Third, the Court said that the government has the burden to prove that the contested law satisfies strict scrutiny. Citing Judge Gorsuch in South Bay United Pentecostal Church v. Newsom, 592 U. S. ___, ___ (2021), the Court found that to do this in this circumstance, it must do more than claim that specific risk factors”are always present in worship, or consistently absent in another secular activities” the government might allow. “Instead, narrow tailoring needs the government to demonstrate that measures less restrictive compared to their First Amendment action could not manage its interest in reducing the spread of COVID,” the Court wrote. “Where the government allows other actions to move together using precautions, it must demonstrate that the religious exercise at issue is more dangerous than these tasks even when the same precautions are applied. Otherwise, precautions which suffice for different tasks suffice for religious exercise also.”

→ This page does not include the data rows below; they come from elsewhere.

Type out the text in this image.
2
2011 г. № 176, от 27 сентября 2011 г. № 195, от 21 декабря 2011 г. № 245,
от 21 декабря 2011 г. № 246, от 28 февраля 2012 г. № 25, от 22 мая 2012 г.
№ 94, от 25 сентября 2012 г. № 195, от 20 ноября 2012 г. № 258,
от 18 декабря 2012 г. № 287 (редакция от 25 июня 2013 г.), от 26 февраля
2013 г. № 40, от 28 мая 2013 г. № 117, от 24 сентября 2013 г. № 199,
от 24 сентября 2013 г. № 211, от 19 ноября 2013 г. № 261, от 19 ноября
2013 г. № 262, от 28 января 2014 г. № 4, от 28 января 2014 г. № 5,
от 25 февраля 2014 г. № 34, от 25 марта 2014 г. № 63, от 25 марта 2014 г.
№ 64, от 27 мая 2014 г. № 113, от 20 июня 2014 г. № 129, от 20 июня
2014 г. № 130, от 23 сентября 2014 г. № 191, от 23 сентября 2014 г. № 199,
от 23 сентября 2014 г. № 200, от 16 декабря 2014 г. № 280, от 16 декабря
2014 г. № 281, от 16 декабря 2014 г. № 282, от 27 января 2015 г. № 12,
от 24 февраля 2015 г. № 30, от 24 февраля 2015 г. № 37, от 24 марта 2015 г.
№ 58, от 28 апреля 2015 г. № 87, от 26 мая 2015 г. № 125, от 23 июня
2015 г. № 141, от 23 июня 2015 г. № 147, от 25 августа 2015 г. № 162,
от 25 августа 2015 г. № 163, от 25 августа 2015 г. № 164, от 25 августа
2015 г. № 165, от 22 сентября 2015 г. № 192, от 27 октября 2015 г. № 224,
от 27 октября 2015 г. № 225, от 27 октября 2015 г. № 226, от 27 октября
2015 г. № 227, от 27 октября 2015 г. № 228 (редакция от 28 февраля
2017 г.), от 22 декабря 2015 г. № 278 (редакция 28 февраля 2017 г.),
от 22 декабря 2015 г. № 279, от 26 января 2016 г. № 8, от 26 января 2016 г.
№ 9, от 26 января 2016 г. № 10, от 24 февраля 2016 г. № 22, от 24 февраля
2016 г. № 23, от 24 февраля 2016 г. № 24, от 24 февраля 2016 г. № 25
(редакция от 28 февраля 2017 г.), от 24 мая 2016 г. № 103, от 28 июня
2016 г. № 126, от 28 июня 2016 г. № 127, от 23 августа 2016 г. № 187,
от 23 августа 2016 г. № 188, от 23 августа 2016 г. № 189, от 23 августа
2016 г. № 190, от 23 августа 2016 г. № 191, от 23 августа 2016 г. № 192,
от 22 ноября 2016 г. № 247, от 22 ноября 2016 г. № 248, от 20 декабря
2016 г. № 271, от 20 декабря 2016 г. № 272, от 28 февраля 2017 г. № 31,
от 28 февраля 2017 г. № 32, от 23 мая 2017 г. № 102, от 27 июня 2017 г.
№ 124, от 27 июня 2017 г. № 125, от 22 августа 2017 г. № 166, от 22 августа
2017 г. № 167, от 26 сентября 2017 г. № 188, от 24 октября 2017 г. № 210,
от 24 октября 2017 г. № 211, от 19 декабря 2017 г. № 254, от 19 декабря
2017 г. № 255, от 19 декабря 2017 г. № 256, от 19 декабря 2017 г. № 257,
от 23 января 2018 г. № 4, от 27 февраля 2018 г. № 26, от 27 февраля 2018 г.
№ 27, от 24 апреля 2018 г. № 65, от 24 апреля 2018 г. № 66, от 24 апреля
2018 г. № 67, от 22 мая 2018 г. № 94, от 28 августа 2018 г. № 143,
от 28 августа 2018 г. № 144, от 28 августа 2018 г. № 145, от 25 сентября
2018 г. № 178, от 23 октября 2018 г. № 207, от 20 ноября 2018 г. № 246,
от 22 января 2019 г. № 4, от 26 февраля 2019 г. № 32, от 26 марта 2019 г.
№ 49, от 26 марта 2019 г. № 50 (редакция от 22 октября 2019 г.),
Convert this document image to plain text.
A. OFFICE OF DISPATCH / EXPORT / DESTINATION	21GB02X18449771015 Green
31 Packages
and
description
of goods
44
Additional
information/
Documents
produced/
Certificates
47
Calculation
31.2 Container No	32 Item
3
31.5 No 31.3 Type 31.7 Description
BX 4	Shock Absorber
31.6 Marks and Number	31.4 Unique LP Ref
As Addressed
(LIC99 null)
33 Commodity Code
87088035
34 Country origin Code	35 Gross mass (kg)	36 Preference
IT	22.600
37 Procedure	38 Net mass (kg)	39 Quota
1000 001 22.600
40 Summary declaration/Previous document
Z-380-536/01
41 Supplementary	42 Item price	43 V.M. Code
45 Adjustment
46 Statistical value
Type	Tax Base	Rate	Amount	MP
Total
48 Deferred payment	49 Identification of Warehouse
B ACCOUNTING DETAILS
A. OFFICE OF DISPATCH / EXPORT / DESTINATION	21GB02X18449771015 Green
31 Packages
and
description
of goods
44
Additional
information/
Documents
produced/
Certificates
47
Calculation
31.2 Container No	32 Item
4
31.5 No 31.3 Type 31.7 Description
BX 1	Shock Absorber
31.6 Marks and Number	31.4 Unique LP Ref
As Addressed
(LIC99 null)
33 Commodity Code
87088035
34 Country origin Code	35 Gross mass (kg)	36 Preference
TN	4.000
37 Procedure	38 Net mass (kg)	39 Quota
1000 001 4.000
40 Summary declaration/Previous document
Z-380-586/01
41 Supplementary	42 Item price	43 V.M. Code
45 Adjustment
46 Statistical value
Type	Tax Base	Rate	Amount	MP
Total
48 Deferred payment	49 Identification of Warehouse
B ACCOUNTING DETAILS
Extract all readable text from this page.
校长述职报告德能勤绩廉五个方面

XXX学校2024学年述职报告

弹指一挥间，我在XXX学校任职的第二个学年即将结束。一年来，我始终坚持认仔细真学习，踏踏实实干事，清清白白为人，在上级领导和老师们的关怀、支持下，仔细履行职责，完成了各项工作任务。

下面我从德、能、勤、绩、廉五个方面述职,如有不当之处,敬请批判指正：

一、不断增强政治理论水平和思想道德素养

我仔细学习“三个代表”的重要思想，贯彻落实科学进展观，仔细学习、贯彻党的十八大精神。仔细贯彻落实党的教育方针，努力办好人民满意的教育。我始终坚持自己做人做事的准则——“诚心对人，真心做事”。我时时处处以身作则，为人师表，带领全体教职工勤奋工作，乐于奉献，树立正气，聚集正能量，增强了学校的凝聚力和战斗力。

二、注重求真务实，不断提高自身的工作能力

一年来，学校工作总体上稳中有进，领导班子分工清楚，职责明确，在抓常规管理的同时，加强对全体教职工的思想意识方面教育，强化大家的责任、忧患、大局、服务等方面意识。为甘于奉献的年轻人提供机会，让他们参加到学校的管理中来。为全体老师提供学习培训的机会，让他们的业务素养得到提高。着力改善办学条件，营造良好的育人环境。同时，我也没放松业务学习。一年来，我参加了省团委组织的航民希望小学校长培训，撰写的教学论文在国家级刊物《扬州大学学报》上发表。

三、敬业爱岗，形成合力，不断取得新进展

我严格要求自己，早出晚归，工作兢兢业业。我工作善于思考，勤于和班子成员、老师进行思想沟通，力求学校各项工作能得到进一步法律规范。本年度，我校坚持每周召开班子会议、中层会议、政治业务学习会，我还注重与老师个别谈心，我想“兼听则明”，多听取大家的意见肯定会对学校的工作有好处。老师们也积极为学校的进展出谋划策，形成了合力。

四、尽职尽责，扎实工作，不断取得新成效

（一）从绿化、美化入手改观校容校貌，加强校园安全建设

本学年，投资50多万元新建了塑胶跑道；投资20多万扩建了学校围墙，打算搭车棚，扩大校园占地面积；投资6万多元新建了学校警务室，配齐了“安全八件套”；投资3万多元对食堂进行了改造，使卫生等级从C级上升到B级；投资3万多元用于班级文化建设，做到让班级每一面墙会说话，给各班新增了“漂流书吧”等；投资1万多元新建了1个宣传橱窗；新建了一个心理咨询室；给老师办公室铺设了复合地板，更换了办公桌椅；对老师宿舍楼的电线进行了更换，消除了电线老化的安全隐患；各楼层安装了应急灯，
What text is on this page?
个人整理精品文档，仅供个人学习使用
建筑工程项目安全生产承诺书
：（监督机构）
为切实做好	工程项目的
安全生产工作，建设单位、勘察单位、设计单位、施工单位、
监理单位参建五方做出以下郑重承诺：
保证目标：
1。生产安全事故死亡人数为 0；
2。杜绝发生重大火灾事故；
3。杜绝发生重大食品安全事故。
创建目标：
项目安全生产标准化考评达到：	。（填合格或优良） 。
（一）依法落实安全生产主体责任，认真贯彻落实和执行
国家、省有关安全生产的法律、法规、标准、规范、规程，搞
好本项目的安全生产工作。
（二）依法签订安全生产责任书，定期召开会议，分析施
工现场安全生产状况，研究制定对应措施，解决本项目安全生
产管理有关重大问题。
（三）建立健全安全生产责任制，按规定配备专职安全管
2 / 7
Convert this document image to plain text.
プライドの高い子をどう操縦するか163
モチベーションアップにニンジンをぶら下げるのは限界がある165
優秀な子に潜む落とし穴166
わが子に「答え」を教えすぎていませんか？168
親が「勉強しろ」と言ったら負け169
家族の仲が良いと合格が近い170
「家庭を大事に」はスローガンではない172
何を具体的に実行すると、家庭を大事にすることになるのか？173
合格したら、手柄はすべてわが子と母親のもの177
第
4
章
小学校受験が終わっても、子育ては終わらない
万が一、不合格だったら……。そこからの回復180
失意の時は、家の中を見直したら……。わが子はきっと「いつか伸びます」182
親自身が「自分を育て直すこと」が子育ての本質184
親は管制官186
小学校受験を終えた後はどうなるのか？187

Fourth, the Court noted that even if the government withdraws or modifies a COVID restriction in the class of litigation, that does not necessarily moot the case. “As long since a case isn’t moot, litigants otherwise eligible for emergency injunctive relief stay eligible for such relief where the applicants’stay under a constant danger’ that government officials may use their ability to reinstate the contested restrictions,” the Court wrote.
The Count went to apply the above principles to the facts of this case. First, the Court noted that California treats several similar secular tasks more favorably compared to at-home religious exercise, permitting hair salons, retail shops, personal care services, movie theaters, private suites at sporting events and concerts, and indoor restaurants to bring together more than three households at a time. It moved on to emphasize that the Ninth Circuit did not conclude that those activities pose a lesser threat of transmission compared to applicants’ proposed religious exercise in the home. “The Ninth Circuit erroneously rejected these comparators simply because this Court’s previous choices included public buildings instead of personal buildings,” the Court wrote.
Third, the Court found that instead of requiring the State to clarify why it could not safely permit at-home worshipers to collect in bigger amounts while using precautions used in secular activities, the Ninth Circuit erroneously declared that such steps may not”translate easily” to the home. “The State cannot’assume the worst when folks go to worship but suppose the finest when folks go to work,””’ the Court wrote. Although California officials changed the contested policy soon after the application was filed, the Court noted that the prior constraints remain in place before April 15th, also also”officials with a history of’moving the goalposts’ retain authority to reinstate those heightened constraints at any time.”